Athens — Hungarian hammer throw champion Adrian Annus was stripped of his gold medal Sunday for failing to take a follow-up drug test, an IOC executive board member said.

Annus passed his drug test after winning the gold on Aug. 22, but failed to show up for another test Friday in Hungary, jeopardizing his medal. Refusing to take a drug test is considered the same as testing positive.

The International Olympic Committee stripped the medal following a disciplinary hearing on Sunday, the executive board member said, speaking on condition of anonymity.

Annus did not attend the hearing.

It was the sixth medal — and third gold — revoked during the Athens Games because of doping. Japan's Koji Murofushi will get the gold for hammer throw, Ivan Tikhon of Belarus moves up to silver, and Turkey's Esref Apak gets the bronze.

Three Hungarians have forfeited medals because of doping — Annus, discus gold medalist Robert Fazekas and weightlifter Ferenc Gyurkovics, who won a silver.

At least one more medal finish could be overturned because of doping.

Colombian cyclist Maria Luisa Calle Williams has tested positive for a stimulant and could lose her bronze medal, Olympic officials said Sunday.

American Erin Mirabella of Racine, Wis., would get the bronze if the IOC takes it from Calle, who finished third Wednesday in the points race.

Calle evidently didn't realize she was using a substance that is banned by the IOC, said the officials, speaking on condition of anonymity. She would lose her medal anyway because athletes are responsible for what they take.

The IOC was expected to consider her case later Sunday.

Although Annus' event had been over for several days, the IOC has the authority to demand another drug test before the end of the games.

Annus passed his test after the hammer throw, but the IOC wanted another one to make sure he didn't try to circumvent the drug testing system, as his teammate Fazekas was accused of doing.

Fazekas lost his gold in the discus after Olympic authorities said he failed to provide enough urine for a drug test, a charge Fazekas disputes.

Pal Schmitt, head of the Hungarian Olympic committee, said Annus' doctor would not let him travel to Athens for Sunday's hearing because he was in bad shape psychologically.

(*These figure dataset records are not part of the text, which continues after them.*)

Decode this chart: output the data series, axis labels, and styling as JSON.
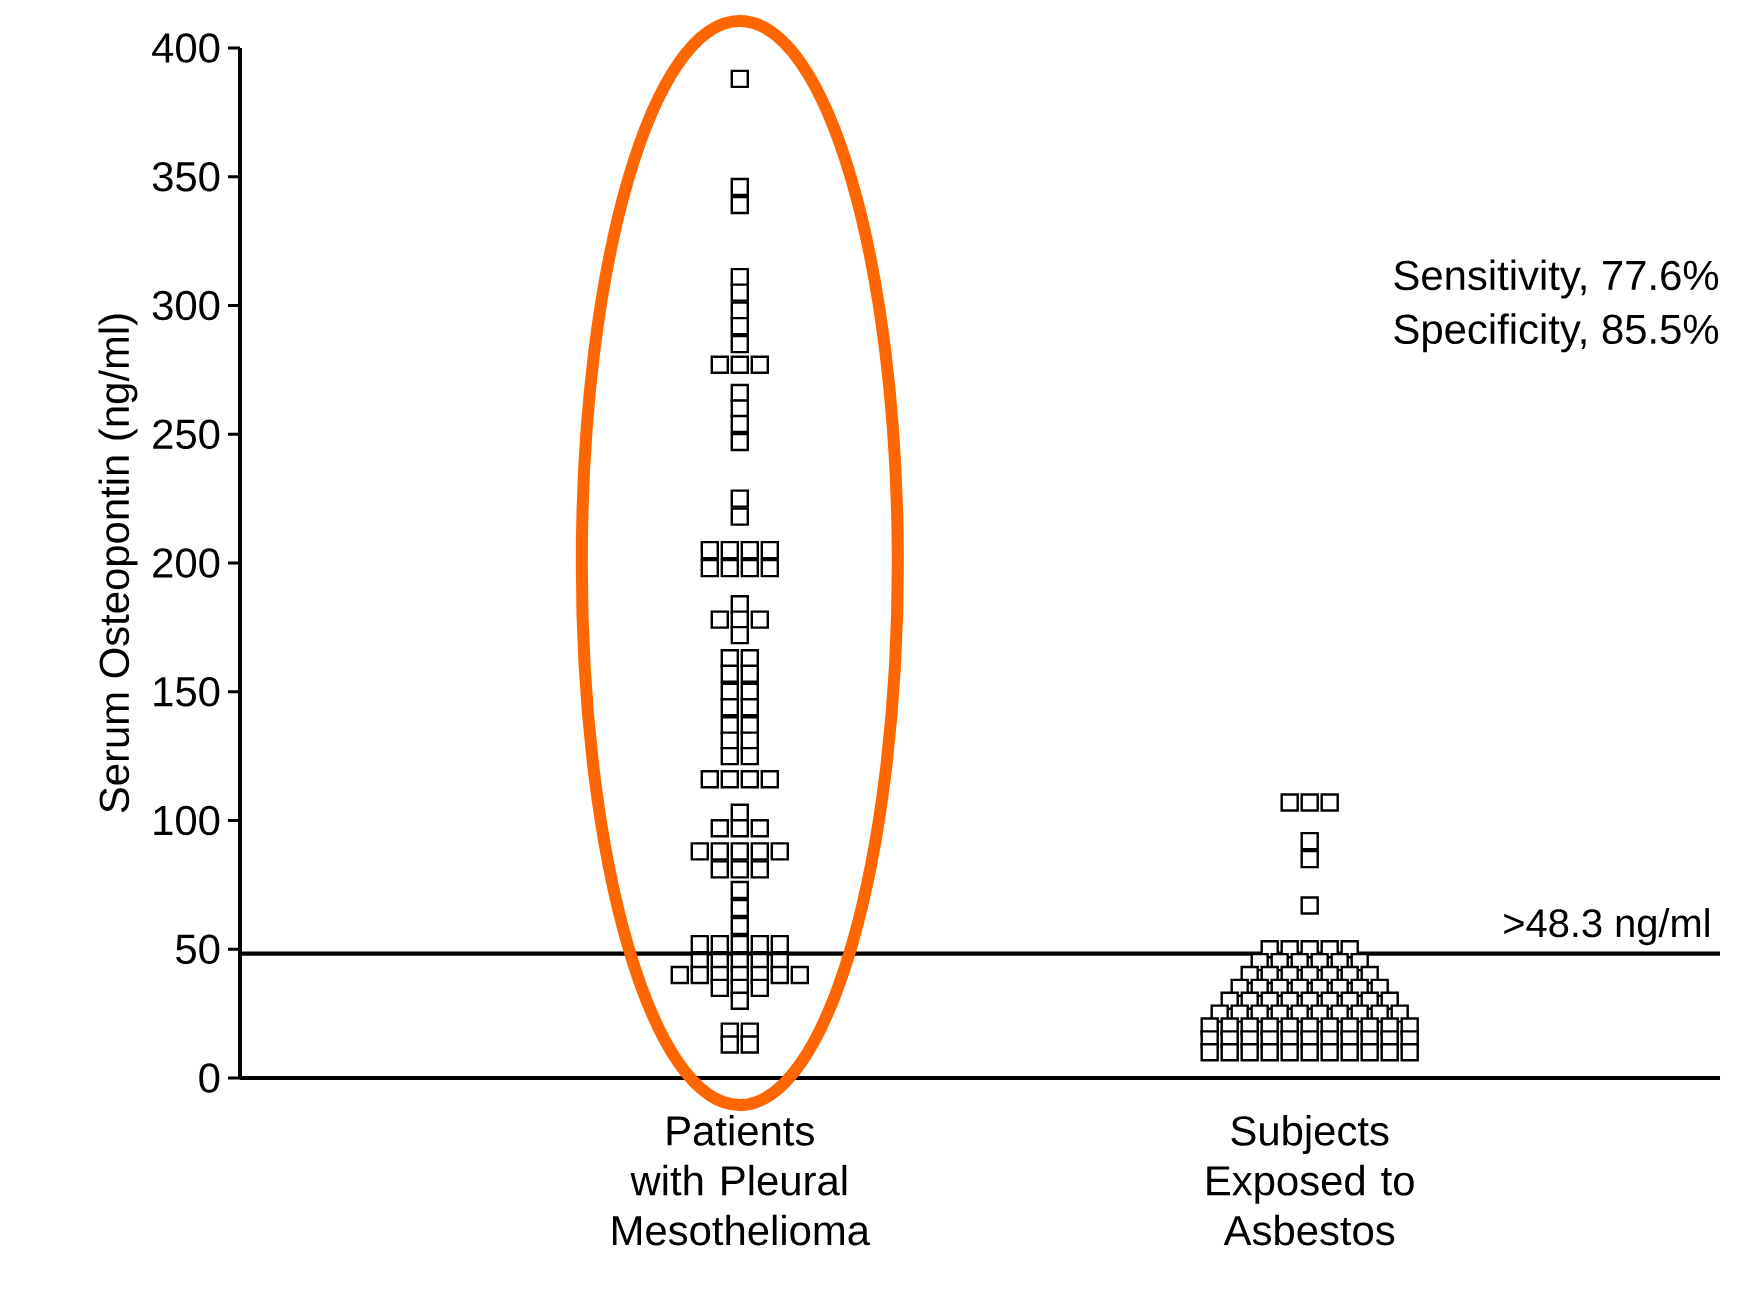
{
  "chart_data": {
    "type": "scatter",
    "ylabel": "Serum Osteopontin (ng/ml)",
    "categories": [
      "Patients with Pleural Mesothelioma",
      "Subjects Exposed to Asbestos"
    ],
    "ylim": [
      0,
      400
    ],
    "yticks": [
      0,
      50,
      100,
      150,
      200,
      250,
      300,
      350,
      400
    ],
    "grid": false,
    "marker": "square",
    "annotations": [
      "Sensitivity, 77.6%",
      "Specificity, 85.5%"
    ],
    "ref_lines": [
      {
        "axis": "y",
        "value": 48.3,
        "label": ">48.3 ng/ml",
        "color": "#000000"
      }
    ],
    "series": [
      {
        "color": "#000000",
        "x": [
          "Patients with Pleural Mesothelioma",
          "Patients with Pleural Mesothelioma",
          "Patients with Pleural Mesothelioma",
          "Patients with Pleural Mesothelioma",
          "Patients with Pleural Mesothelioma",
          "Patients with Pleural Mesothelioma",
          "Patients with Pleural Mesothelioma",
          "Patients with Pleural Mesothelioma",
          "Patients with Pleural Mesothelioma",
          "Patients with Pleural Mesothelioma",
          "Patients with Pleural Mesothelioma",
          "Patients with Pleural Mesothelioma",
          "Patients with Pleural Mesothelioma",
          "Patients with Pleural Mesothelioma",
          "Patients with Pleural Mesothelioma",
          "Patients with Pleural Mesothelioma",
          "Patients with Pleural Mesothelioma",
          "Patients with Pleural Mesothelioma",
          "Patients with Pleural Mesothelioma",
          "Patients with Pleural Mesothelioma",
          "Patients with Pleural Mesothelioma",
          "Patients with Pleural Mesothelioma",
          "Patients with Pleural Mesothelioma",
          "Patients with Pleural Mesothelioma",
          "Patients with Pleural Mesothelioma",
          "Patients with Pleural Mesothelioma",
          "Patients with Pleural Mesothelioma",
          "Patients with Pleural Mesothelioma",
          "Patients with Pleural Mesothelioma",
          "Patients with Pleural Mesothelioma",
          "Patients with Pleural Mesothelioma",
          "Patients with Pleural Mesothelioma",
          "Patients with Pleural Mesothelioma",
          "Patients with Pleural Mesothelioma",
          "Patients with Pleural Mesothelioma",
          "Patients with Pleural Mesothelioma",
          "Patients with Pleural Mesothelioma",
          "Patients with Pleural Mesothelioma",
          "Patients with Pleural Mesothelioma",
          "Patients with Pleural Mesothelioma",
          "Patients with Pleural Mesothelioma",
          "Patients with Pleural Mesothelioma",
          "Patients with Pleural Mesothelioma",
          "Patients with Pleural Mesothelioma",
          "Patients with Pleural Mesothelioma",
          "Patients with Pleural Mesothelioma",
          "Patients with Pleural Mesothelioma",
          "Patients with Pleural Mesothelioma",
          "Patients with Pleural Mesothelioma",
          "Patients with Pleural Mesothelioma",
          "Patients with Pleural Mesothelioma",
          "Patients with Pleural Mesothelioma",
          "Patients with Pleural Mesothelioma",
          "Patients with Pleural Mesothelioma",
          "Patients with Pleural Mesothelioma",
          "Patients with Pleural Mesothelioma",
          "Patients with Pleural Mesothelioma",
          "Patients with Pleural Mesothelioma",
          "Patients with Pleural Mesothelioma",
          "Patients with Pleural Mesothelioma",
          "Patients with Pleural Mesothelioma",
          "Patients with Pleural Mesothelioma",
          "Patients with Pleural Mesothelioma",
          "Patients with Pleural Mesothelioma",
          "Patients with Pleural Mesothelioma",
          "Patients with Pleural Mesothelioma",
          "Patients with Pleural Mesothelioma",
          "Patients with Pleural Mesothelioma",
          "Patients with Pleural Mesothelioma",
          "Patients with Pleural Mesothelioma",
          "Patients with Pleural Mesothelioma",
          "Patients with Pleural Mesothelioma",
          "Patients with Pleural Mesothelioma",
          "Patients with Pleural Mesothelioma",
          "Patients with Pleural Mesothelioma",
          "Patients with Pleural Mesothelioma",
          "Patients with Pleural Mesothelioma",
          "Patients with Pleural Mesothelioma",
          "Patients with Pleural Mesothelioma",
          "Patients with Pleural Mesothelioma",
          "Patients with Pleural Mesothelioma",
          "Patients with Pleural Mesothelioma",
          "Patients with Pleural Mesothelioma",
          "Patients with Pleural Mesothelioma",
          "Patients with Pleural Mesothelioma",
          "Patients with Pleural Mesothelioma",
          "Patients with Pleural Mesothelioma",
          "Patients with Pleural Mesothelioma"
        ],
        "values": [
          388,
          346,
          339,
          311,
          305,
          298,
          292,
          285,
          277,
          277,
          277,
          266,
          260,
          254,
          247,
          225,
          218,
          205,
          205,
          205,
          205,
          198,
          198,
          198,
          198,
          184,
          178,
          178,
          178,
          172,
          163,
          163,
          157,
          157,
          150,
          150,
          144,
          144,
          137,
          137,
          131,
          131,
          125,
          125,
          116,
          116,
          116,
          116,
          103,
          97,
          97,
          97,
          88,
          88,
          88,
          88,
          88,
          81,
          81,
          81,
          73,
          66,
          59,
          52,
          52,
          52,
          52,
          52,
          45,
          45,
          45,
          45,
          45,
          40,
          40,
          40,
          40,
          40,
          40,
          40,
          35,
          35,
          35,
          30,
          18,
          18,
          13,
          13
        ]
      },
      {
        "color": "#000000",
        "x": [
          "Subjects Exposed to Asbestos",
          "Subjects Exposed to Asbestos",
          "Subjects Exposed to Asbestos",
          "Subjects Exposed to Asbestos",
          "Subjects Exposed to Asbestos",
          "Subjects Exposed to Asbestos",
          "Subjects Exposed to Asbestos",
          "Subjects Exposed to Asbestos",
          "Subjects Exposed to Asbestos",
          "Subjects Exposed to Asbestos",
          "Subjects Exposed to Asbestos",
          "Subjects Exposed to Asbestos",
          "Subjects Exposed to Asbestos",
          "Subjects Exposed to Asbestos",
          "Subjects Exposed to Asbestos",
          "Subjects Exposed to Asbestos",
          "Subjects Exposed to Asbestos",
          "Subjects Exposed to Asbestos",
          "Subjects Exposed to Asbestos",
          "Subjects Exposed to Asbestos",
          "Subjects Exposed to Asbestos",
          "Subjects Exposed to Asbestos",
          "Subjects Exposed to Asbestos",
          "Subjects Exposed to Asbestos",
          "Subjects Exposed to Asbestos",
          "Subjects Exposed to Asbestos",
          "Subjects Exposed to Asbestos",
          "Subjects Exposed to Asbestos",
          "Subjects Exposed to Asbestos",
          "Subjects Exposed to Asbestos",
          "Subjects Exposed to Asbestos",
          "Subjects Exposed to Asbestos",
          "Subjects Exposed to Asbestos",
          "Subjects Exposed to Asbestos",
          "Subjects Exposed to Asbestos",
          "Subjects Exposed to Asbestos",
          "Subjects Exposed to Asbestos",
          "Subjects Exposed to Asbestos",
          "Subjects Exposed to Asbestos",
          "Subjects Exposed to Asbestos",
          "Subjects Exposed to Asbestos",
          "Subjects Exposed to Asbestos",
          "Subjects Exposed to Asbestos",
          "Subjects Exposed to Asbestos",
          "Subjects Exposed to Asbestos",
          "Subjects Exposed to Asbestos",
          "Subjects Exposed to Asbestos",
          "Subjects Exposed to Asbestos",
          "Subjects Exposed to Asbestos",
          "Subjects Exposed to Asbestos",
          "Subjects Exposed to Asbestos",
          "Subjects Exposed to Asbestos",
          "Subjects Exposed to Asbestos",
          "Subjects Exposed to Asbestos",
          "Subjects Exposed to Asbestos",
          "Subjects Exposed to Asbestos",
          "Subjects Exposed to Asbestos",
          "Subjects Exposed to Asbestos",
          "Subjects Exposed to Asbestos",
          "Subjects Exposed to Asbestos",
          "Subjects Exposed to Asbestos",
          "Subjects Exposed to Asbestos",
          "Subjects Exposed to Asbestos",
          "Subjects Exposed to Asbestos",
          "Subjects Exposed to Asbestos",
          "Subjects Exposed to Asbestos",
          "Subjects Exposed to Asbestos",
          "Subjects Exposed to Asbestos",
          "Subjects Exposed to Asbestos",
          "Subjects Exposed to Asbestos",
          "Subjects Exposed to Asbestos",
          "Subjects Exposed to Asbestos",
          "Subjects Exposed to Asbestos",
          "Subjects Exposed to Asbestos",
          "Subjects Exposed to Asbestos",
          "Subjects Exposed to Asbestos",
          "Subjects Exposed to Asbestos",
          "Subjects Exposed to Asbestos",
          "Subjects Exposed to Asbestos",
          "Subjects Exposed to Asbestos",
          "Subjects Exposed to Asbestos",
          "Subjects Exposed to Asbestos",
          "Subjects Exposed to Asbestos",
          "Subjects Exposed to Asbestos"
        ],
        "values": [
          107,
          107,
          107,
          92,
          85,
          67,
          50,
          50,
          50,
          50,
          50,
          45,
          45,
          45,
          45,
          45,
          45,
          40,
          40,
          40,
          40,
          40,
          40,
          40,
          35,
          35,
          35,
          35,
          35,
          35,
          35,
          35,
          30,
          30,
          30,
          30,
          30,
          30,
          30,
          30,
          30,
          25,
          25,
          25,
          25,
          25,
          25,
          25,
          25,
          25,
          25,
          20,
          20,
          20,
          20,
          20,
          20,
          20,
          20,
          20,
          20,
          20,
          15,
          15,
          15,
          15,
          15,
          15,
          15,
          15,
          15,
          15,
          15,
          10,
          10,
          10,
          10,
          10,
          10,
          10,
          10,
          10,
          10,
          10
        ]
      }
    ]
  }
}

Schmitt said Annus didn't show up for the follow-up test because he thought the police station designated for it "was not an adequate place to maintain his dignity" and to ensure the integrity of the test.

So far, three gold medalists (Fazekas, Annus and Russian shot putter Irina Korzhanenko), one silver medalist (Gyurkovics) and two bronze medalists (Greek weightlifter Leonidas Sampanis and Ukranian rower Olena Olefirenko) have been stripped of their titles because of doping violations.